Professor Sir Bernard Crick, professor of politics, former Government adviser, biographer of George Orwell and local campaigner, has died, aged 79.
Sir Bernard, who lived in Stockbridge, was a lifelong Labour supporter, adviser to former Labour leader Neil Kinnock, mentor to former Home Secretary David Blunkett and author of a string of academic books as well as a biographer of George Orwell.
He was born in London and educated at Whitgift school, Croydon, before going to University College London, where he studied economics and gained a first-class degree.
He did a doctorate at the London School of Economics, then went to the United States to teach at Harvard, 1952-54, moving on to McGill University, Montreal, 1954-55, and Berkeley, California, 1955-56.
He returned to the UK in 1957 as an assistant lecturer to the LSE, where he remained for eight years.
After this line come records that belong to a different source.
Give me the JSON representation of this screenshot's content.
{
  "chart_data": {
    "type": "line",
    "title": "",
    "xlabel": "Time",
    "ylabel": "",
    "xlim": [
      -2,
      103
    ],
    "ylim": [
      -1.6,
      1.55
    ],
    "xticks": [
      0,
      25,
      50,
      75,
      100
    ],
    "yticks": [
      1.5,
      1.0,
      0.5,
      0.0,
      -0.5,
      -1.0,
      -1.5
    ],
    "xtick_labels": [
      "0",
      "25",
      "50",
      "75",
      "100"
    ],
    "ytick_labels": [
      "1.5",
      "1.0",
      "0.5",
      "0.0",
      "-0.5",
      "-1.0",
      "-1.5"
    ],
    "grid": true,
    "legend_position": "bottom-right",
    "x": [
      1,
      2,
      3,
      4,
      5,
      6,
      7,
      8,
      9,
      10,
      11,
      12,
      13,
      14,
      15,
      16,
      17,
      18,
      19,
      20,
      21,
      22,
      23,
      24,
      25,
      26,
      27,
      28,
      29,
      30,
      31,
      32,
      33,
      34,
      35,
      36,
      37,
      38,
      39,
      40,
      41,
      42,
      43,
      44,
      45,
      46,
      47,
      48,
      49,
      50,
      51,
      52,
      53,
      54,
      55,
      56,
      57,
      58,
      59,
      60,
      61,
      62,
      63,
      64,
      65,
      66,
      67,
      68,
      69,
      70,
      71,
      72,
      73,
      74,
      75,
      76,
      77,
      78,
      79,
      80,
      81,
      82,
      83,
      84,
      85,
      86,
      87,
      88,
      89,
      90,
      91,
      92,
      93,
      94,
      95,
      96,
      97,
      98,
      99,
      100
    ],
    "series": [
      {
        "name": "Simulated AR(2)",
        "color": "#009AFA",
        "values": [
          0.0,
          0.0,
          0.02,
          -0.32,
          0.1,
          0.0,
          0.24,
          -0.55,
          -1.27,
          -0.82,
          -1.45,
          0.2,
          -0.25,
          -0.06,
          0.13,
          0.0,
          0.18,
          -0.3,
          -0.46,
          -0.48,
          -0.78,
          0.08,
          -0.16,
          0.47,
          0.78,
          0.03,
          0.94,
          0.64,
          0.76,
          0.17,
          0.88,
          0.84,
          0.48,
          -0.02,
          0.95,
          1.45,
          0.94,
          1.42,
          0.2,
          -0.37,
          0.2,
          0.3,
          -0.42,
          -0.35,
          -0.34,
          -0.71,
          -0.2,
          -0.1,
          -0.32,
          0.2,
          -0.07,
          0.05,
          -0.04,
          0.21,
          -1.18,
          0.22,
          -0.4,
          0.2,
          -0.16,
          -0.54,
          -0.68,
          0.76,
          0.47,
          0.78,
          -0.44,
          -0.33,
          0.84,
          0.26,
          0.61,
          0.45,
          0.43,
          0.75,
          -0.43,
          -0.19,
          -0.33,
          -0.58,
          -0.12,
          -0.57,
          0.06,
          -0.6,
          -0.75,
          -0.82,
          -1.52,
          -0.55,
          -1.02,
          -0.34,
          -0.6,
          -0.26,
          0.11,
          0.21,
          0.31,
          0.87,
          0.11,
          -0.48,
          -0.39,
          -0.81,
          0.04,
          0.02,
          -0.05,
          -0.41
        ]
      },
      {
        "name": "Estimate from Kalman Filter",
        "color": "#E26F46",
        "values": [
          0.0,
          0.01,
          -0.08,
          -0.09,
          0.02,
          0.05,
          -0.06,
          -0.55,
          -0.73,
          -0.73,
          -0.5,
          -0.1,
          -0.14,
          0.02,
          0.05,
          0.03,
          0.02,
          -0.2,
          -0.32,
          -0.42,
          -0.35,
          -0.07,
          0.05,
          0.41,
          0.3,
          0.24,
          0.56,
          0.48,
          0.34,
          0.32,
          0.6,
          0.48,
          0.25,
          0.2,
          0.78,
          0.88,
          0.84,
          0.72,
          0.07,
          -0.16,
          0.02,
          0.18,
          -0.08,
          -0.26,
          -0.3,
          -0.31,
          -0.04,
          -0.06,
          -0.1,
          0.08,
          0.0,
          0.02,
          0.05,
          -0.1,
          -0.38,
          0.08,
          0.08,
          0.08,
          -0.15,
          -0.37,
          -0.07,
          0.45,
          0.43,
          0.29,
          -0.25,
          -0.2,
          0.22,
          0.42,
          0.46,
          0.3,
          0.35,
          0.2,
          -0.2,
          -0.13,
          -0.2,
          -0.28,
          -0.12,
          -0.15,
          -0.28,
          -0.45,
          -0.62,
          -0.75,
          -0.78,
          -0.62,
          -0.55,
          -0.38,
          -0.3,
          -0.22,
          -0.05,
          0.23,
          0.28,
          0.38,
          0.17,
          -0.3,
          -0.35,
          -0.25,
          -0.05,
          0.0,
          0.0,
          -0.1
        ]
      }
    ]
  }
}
In 1965, he was appointed professor of political theory and institutions at Sheffield University, where one of his students was the future Labour Home Secretary, David Blunkett.
Sir Bernard became professor of politics at Birkbeck College, London, in 1973 and remained there until taking early retirement in 1984, when he moved to Edinburgh.
He served as an advisor to Labour leader Neil Kinnock during the 1980s and in 1997 was appointed by his former student, David Blunkett, to head up an advisory group on citizenship education, which led to the introduction of citizenship as a core subject in the national curriculum.
He was knighted in the 2002 New Year's honours list.
As well as playing his part on the national political stage, he threw himself into local campaigns, including the one to save Glenogle Baths, where he was a regular swimmer.
Before last year's elections, he launched a blistering attack on Edinburgh's Labour councillors for getting too close to developers.
He also fronted the Edinburgh At Risk Campaign, fighting plans such as the expansion of Edinburgh Zoo, building a new high school on parkland at Portobello and threats to the future of Meadowbank Stadium.
Terry Randell, secretary of Edinburgh North & Leith Labour party, said Professor Crick had remained an active member until very recently.
"He always had a twinkle in his eye and a certain acerbic quality. He could be controversial right up to the end.
"He will be sorely missed.
"At our last annual dinner he gave the thanks to the speakers and was very sharp and witty in his speech.
"He chose to come to Edinburgh because he thought it was such a wonderful city.
"He was emeritus professor at the university and he had strong links with the academic community here but he kept in touch with colleagues in London."
Scottish musician and Stockbridge resident Aly Bain, who worked with Sir Bernard on the successful campaign to save Glenogle Baths, described him as "one of the brightest men I've ever met".
He said: "He had been swimming there for years, and so had I, so we collaborated to try to save the pool. He was a great help in that.
"I remember I was in the sauna and he came in with all his clothes on and sat there for ten minutes talking about it.
"They are fixing it now. I'm sure he was very pleased when he passed to see all the workers in there."
Sir Bernard had been ill for some time before he died and had spent the past few weeks in St Columba's Hospice.